Physician Relationships

Physician Recruiting Challenges in Army Medicine, and the Takeaways for All Health

April 30, 2018 9:59 am

As Army Medicine continues to transition to value-based funding, it will require a focus on effective physician recruitment and retention. The Army’s recruitment agency, the Civilian Human Resources Agency (CHRA), has a special medical recruiting team, but given there are more than 30 Army hospitals across the world, it is not surprising the team’s recruitment specialists cannot articulate the needs of each hospital. Recruited physicians also must understand the financial model and the working environment to which they are applying.

To increase value and attract high-quality physicians, Army Medicine and CHRA need to work closely to employ more effective recruitment strategies. The considerations they must address in doing so also have some relevance for multihospital health systems in other healthcare sectors (e.g., not-for-profit, for-profit, governmental), although there are clearly some areas that are unique to Army Medicine.

Understand the Environment

To effectively advertise and communicate with potential physician applicants, CHRA recruiting specialists must understand each military treatment facility and its differences. They must ask questions and find ways to get each Army hospital’s specific information in front of potential applicants as early as possible.
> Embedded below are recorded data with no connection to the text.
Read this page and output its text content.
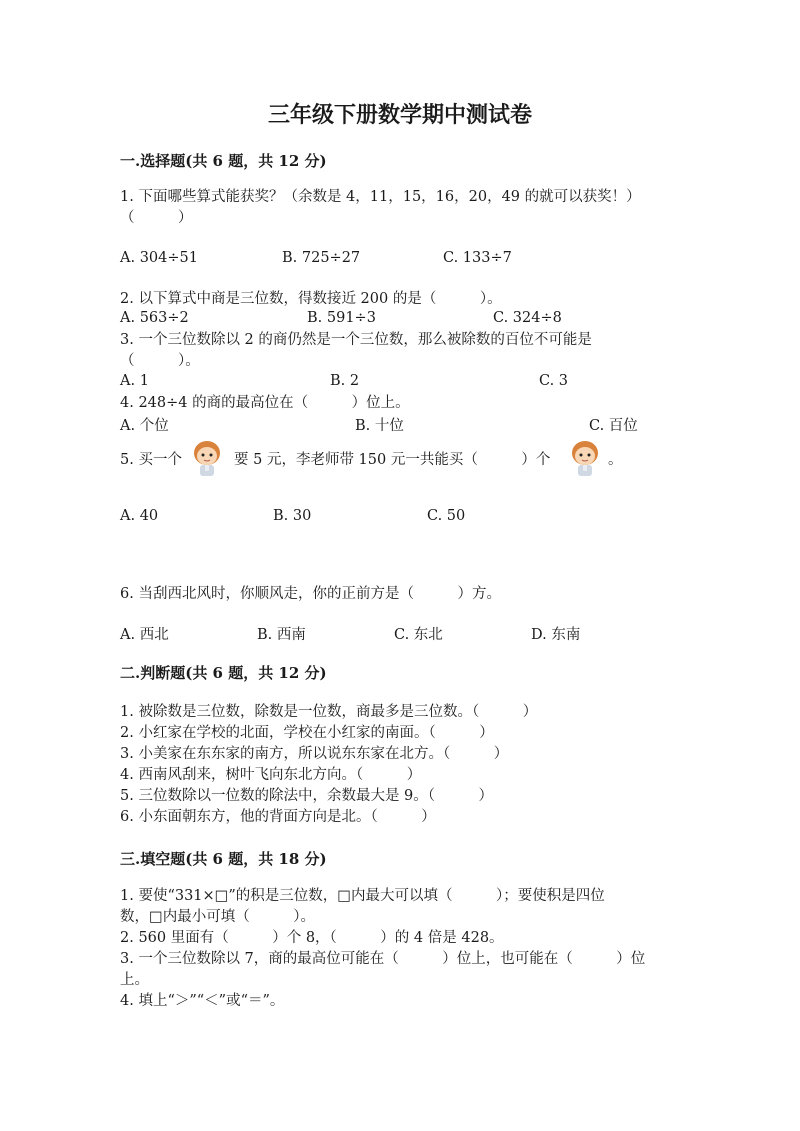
三年级下册数学期中测试卷
一.选择题(共 6 题，共 12 分)
1. 下面哪些算式能获奖？（余数是 4，11，15，16，20，49 的就可以获奖！）
（　　　）
A. 304÷51	B. 725÷27	C. 133÷7
2. 以下算式中商是三位数，得数接近 200 的是（　　　）。
A. 563÷2	B. 591÷3	C. 324÷8
3. 一个三位数除以 2 的商仍然是一个三位数，那么被除数的百位不可能是
（　　　）。
A. 1	B. 2	C. 3
4. 248÷4 的商的最高位在（　　　）位上。
A. 个位	B. 十位	C. 百位
5. 买一个	要 5 元，李老师带 150 元一共能买（　　　）个	。
A. 40	B. 30	C. 50
6. 当刮西北风时，你顺风走，你的正前方是（　　　）方。
A. 西北	B. 西南	C. 东北	D. 东南
二.判断题(共 6 题，共 12 分)
1. 被除数是三位数，除数是一位数，商最多是三位数。（　　　）
2. 小红家在学校的北面，学校在小红家的南面。（　　　）
3. 小美家在东东家的南方，所以说东东家在北方。（　　　）
4. 西南风刮来，树叶飞向东北方向。（　　　）
5. 三位数除以一位数的除法中，余数最大是 9。（　　　）
6. 小东面朝东方，他的背面方向是北。（　　　）
三.填空题(共 6 题，共 18 分)
1. 要使“331×□”的积是三位数，□内最大可以填（　　　）；要使积是四位
数，□内最小可填（　　　）。
2. 560 里面有（　　　）个 8，（　　　）的 4 倍是 428。
3. 一个三位数除以 7，商的最高位可能在（　　　）位上，也可能在（　　　）位
上。
4. 填上“＞”“＜”或“＝”。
The announcement and initial timely communication are vital to recruiting success. Unfortunately, CHRA has standardized announcements that allow for little variation from one military installation to the next. The job description must be correct to ensure there are no surprises after the physician begins the application process. CHRA must work closely with each Army hospital to ensure the job description is current, valid, and complete. Applicants quickly stop the process when they discover they are required to perform functions not outlined in the job description.

Set Competitive Salaries

Another key component to effective recruitment is setting competitive, performance-based salaries. Unfortunately, many believe the physician recruitment process is finished once the interview, selection, and acceptance is complete. In reality, this stage is a starting point and an area where Army hospital human resources departments can make a great impact. Most physicians understand the relationship between their performance and practice income, and they expect performance-based salaries where they are both held accountable for outcomes and provided with incentives for success. 

It is vital for Army hospital human resources departments to conduct extensive market research to identify a competitive salary offer based on provider specialty, years of experience, and local market rates. Through this process the human resources department must identify and articulate the differences between civilian market compensation and military/government compensation. In many cases, human resources departments and physician applicants compare salary rates but miss the differences and value within the military/government benefits package. Human resources departments must incorporate the value of the entire package when establishing a salary offer to ensure the physician understands why a lower salary is competitive. 

Hold Physicians Accountable

The second component to establishing physician salaries is using an annual 5 to 10 percent recruitment/retention incentive. This incentive ensures the applicant realizes the requirement to focus on performance outcomes and provides the Army hospital a tool to increase or decrease the annual salary based on performance objective attainment. The military health system’s budget is directly tied to workload production and numerous Affordable Care Act healthy outcome and population health initiatives. The physicians’ performance objectives must be tied directly to the Army hospital’s strategic direction. These specific objectives can be communicated within the first two weeks of a physician’s employment with a clinic, but the human resources department should ensure physician applicants understand that their performance will be measured and the measurement will support the annual incentive review.

Too often, Army hospitals stop the recruitment process after the new physician starts work. Many physicians never understand the Army hospital’s strategic direction and are never fully trained to use the electronic health record to utilize documentation and coding tools. The common result is physician frustration and lost organizational revenue.

Clearly, Army Medicine and CHRA must communicate. Performance-based salaries and onboarding must be leveraged for physician recruitment improvement to support Army Medicine, but leader involvement is the enabling link to success. Leaders must understand the business of health care, Army hospital strategic direction, and how to hold employees accountable for outcomes. 

Physicians are the cornerstone to success in any healthcare organization, but organizations must recruit the right professionals for their mission, train them thoroughly, and communicate with them openly and effectively. Leaders across Army Medicine and CHRA work together to find new ways to reach out to high-quality applicants and ensure all efforts are nested with the strategic direction of the enterprise. The Affordable Care Act continues to tie physicians and hospitals together for all patient outcomes and with it funding streams.  Recruiting and onboarding the right physician for each hospital is more important now than ever before.


Dustin P. Mullins, MBA, CHFP, CDFM, DFMCP2, is budget officer (controller), U.S. Army Medical Command, Fort Sam Houston, Texas.